Полина приоткрыла рот, но так и не ответила. В ее глазах домашние приметили растерянность.
В тот же вечер в темном кабинете хозяина дома Мария своим грудным однотонным голосом отвечала мужу на его негодование о том, что они слишком распустили старшую дочь:
– Учти, что я не брошу своего ребенка и не буду заставлять ее делать то, что она не хочет. Я прожила слишком неприметную жизнь, постоянно себя хороня, чтобы еще заставлять дочерей следовать за мной.
– Но… Ты что, позволишь ей уйти?!
– Если она будет чувствовать одобрение, то никуда не уйдет.
– Одобрение?!
– Оставь свои дворянские замашки. О моем прошлом ты знал, однако же…
– Тебя я любил.
– А дочь не любишь? Нелюбимой она стала, когда начала задавать тебе неудобные вопросы и противоречить?
– Что ты говоришь… Нет, Маша, я долго терпел и тебя и ее, на этот раз все будет по-моему.
– Прости, но тогда я стану на ее сторону.
– Как угодно.
Мария неслышно вышла. Иван Тимофеевич со вздохом закрыл лицо толстеющими пальцами. Ему вовсе не хотелось рушить семью, что-то выяснять, кого-то наказывать… Разрушений и боли на улицах и фронтах России и так было достаточно. Но полнейшее безволие жены и отрешенность Веры невольно вели его к открытому конфликту с Полиной, которая непонятно по какой причине старалась ему досадить. Может, она пыталась через него отомстить тем, прошлым мужчинам матери, о которых догадывалась?.. Или винила его в том, что он не может сдержать ее. Но как он мог ее сдержать, зачем она требовала этого от него?..

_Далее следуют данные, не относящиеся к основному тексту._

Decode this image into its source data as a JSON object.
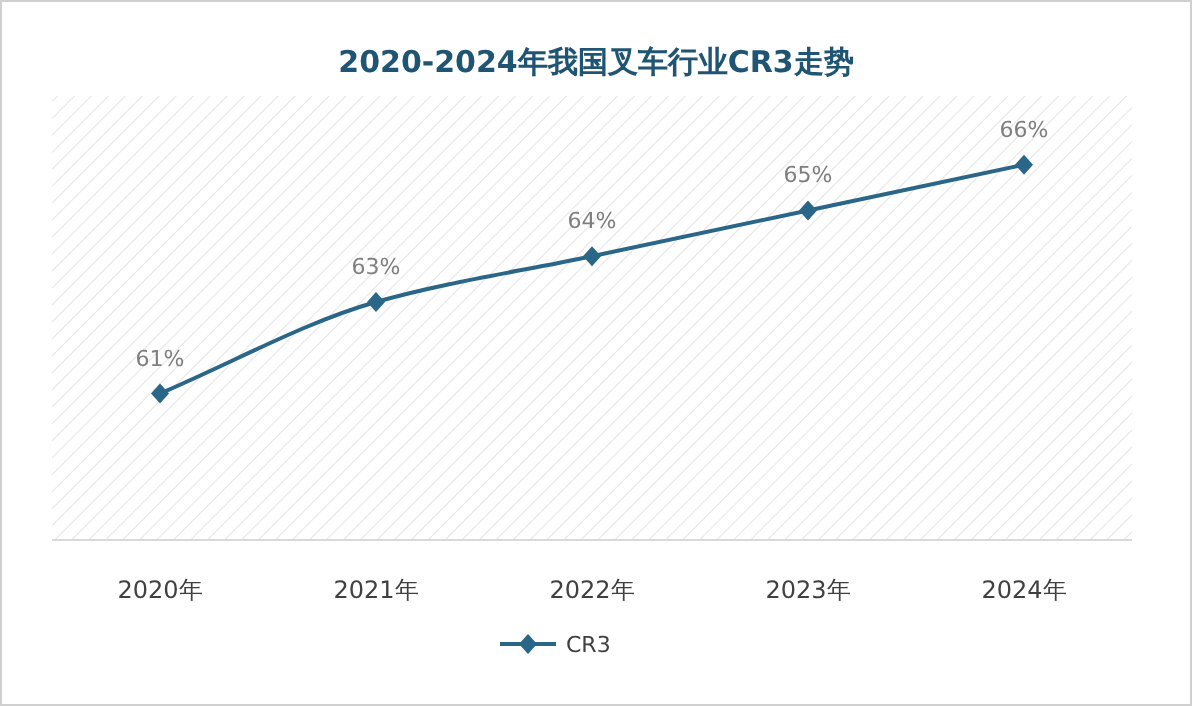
{
  "chart_data": {
    "type": "line",
    "title": "2020-2024年我国叉车行业CR3走势",
    "categories": [
      "2020年",
      "2021年",
      "2022年",
      "2023年",
      "2024年"
    ],
    "series": [
      {
        "name": "CR3",
        "color": "#2a6688",
        "values": [
          61,
          63,
          64,
          65,
          66
        ],
        "value_labels": [
          "61%",
          "63%",
          "64%",
          "65%",
          "66%"
        ]
      }
    ],
    "marker": "diamond",
    "legend": "bottom"
  }
}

Мария Валевская вообще была не склонна к отношениям. Но обстоятельства когда-то вынуждали ее быть неуловимой и роковой. Несколько последних лет она была как будто вовсе несуществующей. Она много играла на пианино, читала и часто вечером отправлялась гулять по саду или Петербургу. Она лишь преобразовывала свою природную угрюмость, делая ее загадочной и привлекательной. Мятежный дух Марии обрубился событиями и несвободой. Она мужчин не любила и не хотела, а они почему-то так и летели к ней.
Так же мало она тяготела к объяснениям. Поэтому, начав утро с омовения и вместо завтрака внизу под надзором семьи подойдя к роялю, она не ожидала, что старшая дочь, проникшая в комнату, не сводит с нее глаз с непонятным противным блеском.
– В чем дело? – спокойно спросила Мария, предугадывая неприятное объяснение и чувствуя, как кровь отравляется чем-то мерзким.
– Мама… Я давно хотела поговорить с тобой об этом, да все не хватало смелости.
– Тебе и не хватало смелости? – усмехнулась Мария.